A common adjustment involves depreciation expense. The reason is the depreciation expense had reduced the amount of net income, but depreciation did not require the use of cash. There will be additional adjustments to net income reporting in the operating activities section for the changes in the current assets and current liabilities.
Cash Flows from Operating Activities
The cash flows from operating activities is the heading of the first section of the cash flow statement. Under the indirect method, this section begins with a corporation’s net income and is then adjusted from the accrual accounting amounts to the cash amounts. For example, there will be a positive adjustment to net income for the depreciation expense taken on the income statement since it did not use cash. If Accounts Receivable increased, it indicates that the corporation did not collect cash for all of the Sales reported on the income statement. As a result, there will be a subtraction or negative adjustment to the net income for the amount of the increase in Accounts Receivable. There will be adjustments for most of the changes in current asset and current liability accounts, including inventory, prepaid expenses, accounts payable, deferred revenues, etc. (However, the change in a company’s short-term borrowings is reported under cash flows from financing activities.)
Ideally, the net amount of cash flows from operating activities will be greater than the net income. If this is not the case, I suggest a close review of the negative adjustments within this section of the SCF. For instance, an increase in Accounts Receivable may indicate that customers are unable to pay the amounts they owe. An increase in Inventory may indicate sales have slowed unexpectedly.
Cash Flows from Investing Activities
The cash flows from investing activities is the second section of the SCF. This section reports the amounts pertaining to the purchase and sale of a corporation’s noncurrent (or long-term) assets. For example, capital expenditures (amounts spent for property, plant and equipment used in the business) and the purchase of long-term investments are uses of cash and therefore will be reported as negative amounts. The proceeds from the sale of property, plant and equipment and the sale of a long-term investment will provide cash and are therefore reported as positive amounts.
Cash Flows from Financing Activities
The third section of SCF is the cash flows from financing activities. The amounts reported in this section involve the increases and decreases in noncurrent liabilities, stockholders’ equity, and short-term loans. For example, if the corporation issues common stock or bonds, the amount received will be reported as a positive amount since this provides cash, which is positive for the corporation’s cash balance. If the corporation pays off some of its debt or pays a cash dividend to stockholders, those amounts will be listed as negative amounts, since cash was used and that has a negative effect on the corporation’s cash balance.

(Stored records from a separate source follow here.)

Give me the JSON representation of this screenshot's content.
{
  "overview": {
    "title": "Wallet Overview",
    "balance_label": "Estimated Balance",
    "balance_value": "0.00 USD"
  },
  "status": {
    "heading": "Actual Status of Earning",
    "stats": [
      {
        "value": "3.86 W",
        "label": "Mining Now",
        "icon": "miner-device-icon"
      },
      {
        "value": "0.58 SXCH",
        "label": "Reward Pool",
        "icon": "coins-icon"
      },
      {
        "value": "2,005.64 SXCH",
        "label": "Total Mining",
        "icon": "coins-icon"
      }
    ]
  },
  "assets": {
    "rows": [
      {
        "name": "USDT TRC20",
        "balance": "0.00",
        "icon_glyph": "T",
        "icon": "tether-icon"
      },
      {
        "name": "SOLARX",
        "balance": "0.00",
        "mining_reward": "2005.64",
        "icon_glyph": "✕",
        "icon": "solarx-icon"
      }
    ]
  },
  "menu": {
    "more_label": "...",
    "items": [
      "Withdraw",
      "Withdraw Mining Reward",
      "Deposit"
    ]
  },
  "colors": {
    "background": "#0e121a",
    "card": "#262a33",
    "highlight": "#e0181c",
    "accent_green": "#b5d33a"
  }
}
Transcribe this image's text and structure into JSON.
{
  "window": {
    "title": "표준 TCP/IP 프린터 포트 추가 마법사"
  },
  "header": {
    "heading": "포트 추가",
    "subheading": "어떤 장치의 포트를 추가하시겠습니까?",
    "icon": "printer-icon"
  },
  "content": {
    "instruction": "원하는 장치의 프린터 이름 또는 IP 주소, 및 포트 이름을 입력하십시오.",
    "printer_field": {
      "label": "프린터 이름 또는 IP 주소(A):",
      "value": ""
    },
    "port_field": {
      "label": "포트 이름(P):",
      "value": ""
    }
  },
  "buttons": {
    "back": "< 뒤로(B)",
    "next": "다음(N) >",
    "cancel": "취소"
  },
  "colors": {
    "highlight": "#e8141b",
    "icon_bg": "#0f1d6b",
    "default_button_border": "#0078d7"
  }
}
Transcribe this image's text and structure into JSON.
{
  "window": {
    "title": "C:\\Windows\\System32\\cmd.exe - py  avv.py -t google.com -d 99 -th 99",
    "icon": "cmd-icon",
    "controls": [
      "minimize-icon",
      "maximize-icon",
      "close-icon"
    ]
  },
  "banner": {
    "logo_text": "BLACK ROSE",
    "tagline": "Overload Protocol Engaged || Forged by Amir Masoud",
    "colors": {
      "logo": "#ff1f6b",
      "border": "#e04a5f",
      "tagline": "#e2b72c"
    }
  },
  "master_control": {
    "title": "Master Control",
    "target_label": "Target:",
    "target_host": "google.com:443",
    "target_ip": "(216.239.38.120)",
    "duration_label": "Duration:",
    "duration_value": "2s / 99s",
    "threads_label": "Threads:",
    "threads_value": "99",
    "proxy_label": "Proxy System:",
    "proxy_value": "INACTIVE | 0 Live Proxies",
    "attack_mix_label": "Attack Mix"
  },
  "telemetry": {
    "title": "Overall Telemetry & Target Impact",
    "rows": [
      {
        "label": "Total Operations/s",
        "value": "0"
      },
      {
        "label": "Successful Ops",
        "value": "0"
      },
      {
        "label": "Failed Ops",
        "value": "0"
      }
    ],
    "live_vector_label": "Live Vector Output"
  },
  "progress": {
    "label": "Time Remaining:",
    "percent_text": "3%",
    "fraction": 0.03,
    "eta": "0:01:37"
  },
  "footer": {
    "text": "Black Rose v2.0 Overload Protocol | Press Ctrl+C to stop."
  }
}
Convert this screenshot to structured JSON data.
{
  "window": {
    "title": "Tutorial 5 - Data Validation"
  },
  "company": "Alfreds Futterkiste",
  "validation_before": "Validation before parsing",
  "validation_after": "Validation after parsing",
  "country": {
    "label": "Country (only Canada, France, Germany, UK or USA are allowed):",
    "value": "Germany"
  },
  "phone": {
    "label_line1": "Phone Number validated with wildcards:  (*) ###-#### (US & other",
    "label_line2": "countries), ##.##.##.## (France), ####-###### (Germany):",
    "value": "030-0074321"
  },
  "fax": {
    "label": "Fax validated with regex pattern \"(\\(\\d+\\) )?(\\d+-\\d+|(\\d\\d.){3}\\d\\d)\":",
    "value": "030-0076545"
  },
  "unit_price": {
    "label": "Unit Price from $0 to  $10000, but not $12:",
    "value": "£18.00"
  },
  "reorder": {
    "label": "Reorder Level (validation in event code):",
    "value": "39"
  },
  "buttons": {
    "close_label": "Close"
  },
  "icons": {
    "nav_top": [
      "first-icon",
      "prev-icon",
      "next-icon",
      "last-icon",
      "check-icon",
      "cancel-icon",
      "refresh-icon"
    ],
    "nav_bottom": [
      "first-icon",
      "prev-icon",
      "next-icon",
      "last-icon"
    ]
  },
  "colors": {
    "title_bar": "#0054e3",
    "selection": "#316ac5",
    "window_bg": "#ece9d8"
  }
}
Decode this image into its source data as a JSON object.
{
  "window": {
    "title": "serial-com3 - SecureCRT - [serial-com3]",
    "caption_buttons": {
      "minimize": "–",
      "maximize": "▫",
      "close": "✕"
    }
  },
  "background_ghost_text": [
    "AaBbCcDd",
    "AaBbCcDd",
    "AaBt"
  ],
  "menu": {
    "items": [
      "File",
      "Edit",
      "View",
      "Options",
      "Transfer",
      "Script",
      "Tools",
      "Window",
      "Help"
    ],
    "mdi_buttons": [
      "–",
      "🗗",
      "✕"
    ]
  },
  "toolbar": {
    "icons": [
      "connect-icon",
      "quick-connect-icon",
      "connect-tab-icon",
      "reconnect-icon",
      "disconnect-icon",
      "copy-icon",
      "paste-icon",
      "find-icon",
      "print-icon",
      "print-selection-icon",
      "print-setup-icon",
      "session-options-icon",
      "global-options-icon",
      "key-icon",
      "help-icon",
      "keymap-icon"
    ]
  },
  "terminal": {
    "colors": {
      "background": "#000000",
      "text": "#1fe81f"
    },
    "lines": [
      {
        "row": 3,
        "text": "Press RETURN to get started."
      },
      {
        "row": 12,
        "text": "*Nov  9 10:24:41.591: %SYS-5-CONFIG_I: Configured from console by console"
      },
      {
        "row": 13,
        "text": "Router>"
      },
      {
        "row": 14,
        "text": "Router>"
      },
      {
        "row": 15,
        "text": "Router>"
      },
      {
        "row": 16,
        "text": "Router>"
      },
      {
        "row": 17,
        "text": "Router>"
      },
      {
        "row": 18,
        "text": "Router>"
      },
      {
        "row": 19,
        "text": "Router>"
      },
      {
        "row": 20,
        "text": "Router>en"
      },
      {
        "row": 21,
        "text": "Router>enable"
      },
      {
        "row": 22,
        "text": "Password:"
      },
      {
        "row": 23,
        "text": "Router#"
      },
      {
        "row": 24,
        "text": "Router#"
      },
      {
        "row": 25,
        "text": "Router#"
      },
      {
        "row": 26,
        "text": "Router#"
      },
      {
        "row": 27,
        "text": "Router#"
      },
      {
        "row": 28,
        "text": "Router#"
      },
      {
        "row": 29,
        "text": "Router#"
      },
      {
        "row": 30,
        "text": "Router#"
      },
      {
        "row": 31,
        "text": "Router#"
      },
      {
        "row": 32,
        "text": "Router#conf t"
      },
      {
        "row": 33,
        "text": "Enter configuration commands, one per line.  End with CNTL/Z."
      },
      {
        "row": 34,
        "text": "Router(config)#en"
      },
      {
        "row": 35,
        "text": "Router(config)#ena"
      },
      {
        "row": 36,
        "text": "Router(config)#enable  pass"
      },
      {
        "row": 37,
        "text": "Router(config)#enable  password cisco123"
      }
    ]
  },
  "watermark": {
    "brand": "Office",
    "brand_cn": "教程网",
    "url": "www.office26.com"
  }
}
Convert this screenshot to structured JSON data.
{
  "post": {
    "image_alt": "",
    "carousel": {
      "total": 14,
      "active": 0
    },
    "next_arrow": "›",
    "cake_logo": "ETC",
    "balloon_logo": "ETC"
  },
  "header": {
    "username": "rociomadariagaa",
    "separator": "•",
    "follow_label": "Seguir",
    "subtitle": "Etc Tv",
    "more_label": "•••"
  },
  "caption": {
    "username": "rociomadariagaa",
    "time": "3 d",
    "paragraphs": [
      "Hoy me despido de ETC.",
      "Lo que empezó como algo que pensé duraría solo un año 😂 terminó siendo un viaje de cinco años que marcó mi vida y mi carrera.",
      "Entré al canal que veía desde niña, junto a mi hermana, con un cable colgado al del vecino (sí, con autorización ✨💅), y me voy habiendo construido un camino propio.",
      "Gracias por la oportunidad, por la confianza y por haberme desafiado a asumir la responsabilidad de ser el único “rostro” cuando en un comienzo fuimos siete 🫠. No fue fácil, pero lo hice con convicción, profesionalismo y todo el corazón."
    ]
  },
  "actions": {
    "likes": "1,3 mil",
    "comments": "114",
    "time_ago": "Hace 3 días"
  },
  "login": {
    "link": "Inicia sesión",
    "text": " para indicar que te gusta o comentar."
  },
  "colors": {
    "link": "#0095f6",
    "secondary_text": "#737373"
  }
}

Total of Three Sections = Change in Cash and Cash Equivalents
After the three sections, the SCF will show the grand total of the three sections. The grand total is followed by a reconciliation with the change in the corporation’s cash and cash equivalents.
Supplemental Information
In addition to the amounts reported in the three sections of the face of the cash flow statement, the statement must also disclose supplemental or supplementary information. One example is the acquisition of an asset in exchange for shares of stock. In this example, no cash was involved, but the transaction did involve a significant investing activity and a significant financing activity. Two other required disclosures are the amount of interest paid and the amount of income taxes paid.